Mais ce salon est aussi et surtout l’opportunité de prendre la mesure des milliers et milliers d’autres exposants, souvent locaux, spécialisés dans la pièce, les services à la mobilité, la connectivité, l’inévitable électrification mais également la plus inattendue personnalisation des véhicules, un marché en plein boom en Chine.

De nombreux distributeurs locaux exposaient également leur savoir-faire logistique et surtout digital, une composante indispensable dans un pays où 829 millions de consommateurs disposent d’un accès web, dont 817 millions à travers leurs smartphones !

Marché encore fragmenté mais tellement actuel

Automechanika Shanghai 2020, le salon de la maturité ? Un sentiment partagé par de nombreux visiteurs. La Chine, 1er marché VN du monde, connaît depuis 2 ans une stabilisation des immatriculations. Et si le parc aujourd’hui constitué de 187 millions de VL progresse toujours de plus de 10% par an, la folle croissance des 20 dernières années semble bien derrière nous.

Côté rechange indépendante, sur un marché extrêmement fragmenté - le distributeur CarZone en revendique la 1ère place avec seulement 1,5% de part de marché – l’enjeu n’est plus seulement de livrer mais désormais de conquérir de nouveaux clients et répondre aux nouveaux besoins d’un parc circulant extrêmement jeune (5 ans en moyenne contre près de 9 ans en France) mais qui vieillit et va donc consommer des opérations plus techniques.
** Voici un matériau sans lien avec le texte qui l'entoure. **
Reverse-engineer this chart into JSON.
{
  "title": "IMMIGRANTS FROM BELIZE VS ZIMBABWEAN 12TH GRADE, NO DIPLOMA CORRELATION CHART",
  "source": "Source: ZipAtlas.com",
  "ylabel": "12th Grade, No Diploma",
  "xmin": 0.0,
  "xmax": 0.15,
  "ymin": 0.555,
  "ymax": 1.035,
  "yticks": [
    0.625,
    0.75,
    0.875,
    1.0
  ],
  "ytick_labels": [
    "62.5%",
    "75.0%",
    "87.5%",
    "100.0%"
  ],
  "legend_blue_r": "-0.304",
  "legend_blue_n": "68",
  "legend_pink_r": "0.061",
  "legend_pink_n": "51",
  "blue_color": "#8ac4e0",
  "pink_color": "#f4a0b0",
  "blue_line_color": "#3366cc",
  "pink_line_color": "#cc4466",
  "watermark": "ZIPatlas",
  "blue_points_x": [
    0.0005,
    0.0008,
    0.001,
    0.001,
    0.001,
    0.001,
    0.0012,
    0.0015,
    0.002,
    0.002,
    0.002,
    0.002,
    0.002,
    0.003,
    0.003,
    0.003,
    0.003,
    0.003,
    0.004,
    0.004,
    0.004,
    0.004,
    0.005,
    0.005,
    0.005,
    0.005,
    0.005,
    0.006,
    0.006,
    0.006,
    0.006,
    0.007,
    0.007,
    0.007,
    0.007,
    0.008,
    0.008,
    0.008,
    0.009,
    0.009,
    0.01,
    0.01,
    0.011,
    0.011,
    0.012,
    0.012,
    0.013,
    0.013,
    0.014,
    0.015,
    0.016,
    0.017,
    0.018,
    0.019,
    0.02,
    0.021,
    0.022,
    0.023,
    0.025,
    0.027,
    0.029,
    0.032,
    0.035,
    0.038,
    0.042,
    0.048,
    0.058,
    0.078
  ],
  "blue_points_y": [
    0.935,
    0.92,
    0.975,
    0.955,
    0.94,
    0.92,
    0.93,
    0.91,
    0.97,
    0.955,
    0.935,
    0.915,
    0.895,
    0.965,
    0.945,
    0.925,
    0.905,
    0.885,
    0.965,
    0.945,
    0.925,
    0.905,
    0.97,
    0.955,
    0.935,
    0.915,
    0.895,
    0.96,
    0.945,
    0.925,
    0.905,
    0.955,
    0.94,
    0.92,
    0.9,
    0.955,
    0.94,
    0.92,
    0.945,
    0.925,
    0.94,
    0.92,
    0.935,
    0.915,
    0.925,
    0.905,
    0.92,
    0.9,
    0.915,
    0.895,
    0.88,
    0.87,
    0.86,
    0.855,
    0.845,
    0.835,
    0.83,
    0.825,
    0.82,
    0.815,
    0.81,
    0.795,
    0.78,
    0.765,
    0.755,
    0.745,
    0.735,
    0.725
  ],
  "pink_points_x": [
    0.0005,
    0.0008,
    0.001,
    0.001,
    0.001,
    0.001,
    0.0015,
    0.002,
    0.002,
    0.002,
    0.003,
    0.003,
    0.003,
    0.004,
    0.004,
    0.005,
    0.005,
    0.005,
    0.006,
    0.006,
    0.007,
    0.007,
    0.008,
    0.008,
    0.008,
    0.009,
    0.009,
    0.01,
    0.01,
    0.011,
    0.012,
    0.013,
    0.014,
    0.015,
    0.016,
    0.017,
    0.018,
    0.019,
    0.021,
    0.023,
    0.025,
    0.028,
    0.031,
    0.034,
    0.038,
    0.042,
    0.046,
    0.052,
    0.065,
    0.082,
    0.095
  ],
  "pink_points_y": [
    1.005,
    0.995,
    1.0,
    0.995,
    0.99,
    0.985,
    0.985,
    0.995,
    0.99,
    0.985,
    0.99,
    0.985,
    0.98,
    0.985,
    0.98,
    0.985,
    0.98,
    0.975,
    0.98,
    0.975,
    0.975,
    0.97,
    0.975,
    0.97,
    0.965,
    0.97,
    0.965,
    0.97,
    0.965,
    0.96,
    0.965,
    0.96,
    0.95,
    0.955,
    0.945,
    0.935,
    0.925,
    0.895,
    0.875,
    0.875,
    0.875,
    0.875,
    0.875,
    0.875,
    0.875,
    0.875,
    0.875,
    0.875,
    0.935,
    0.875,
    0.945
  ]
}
Le (trop petit) village gaulois

Et la France dans tout cela ? Parmi ces exposants, on trouve de valeureux mais bien trop rares acteurs hexagonaux…. Si on regrette que la production automobile française soit désormais la cinquième de l'Union européenne (étude INSEE Nov 2019), la présence française sur le salon est en-deçà d’anecdotique. Face au pavillon allemand regroupant 59 entreprises (des PME exportatrices, pas des géants mondiaux précités qui disposaient de leur grands et beaux stands),  face aux 46 Turcs et aux 16 Italiens qui avaient fait le déplacement pour exposer ensemble, le pavillon français opposait… 3 entreprises.

Oui, vous avez bien lu : 3. Soit bien moins que l’Espagne (9 représentants) ou même… le Pakistan fort de 4 entreprises. Il nous dépasse d’une courte tête, sans être forcément connu pour la vigueur de son tissu industriel automobile !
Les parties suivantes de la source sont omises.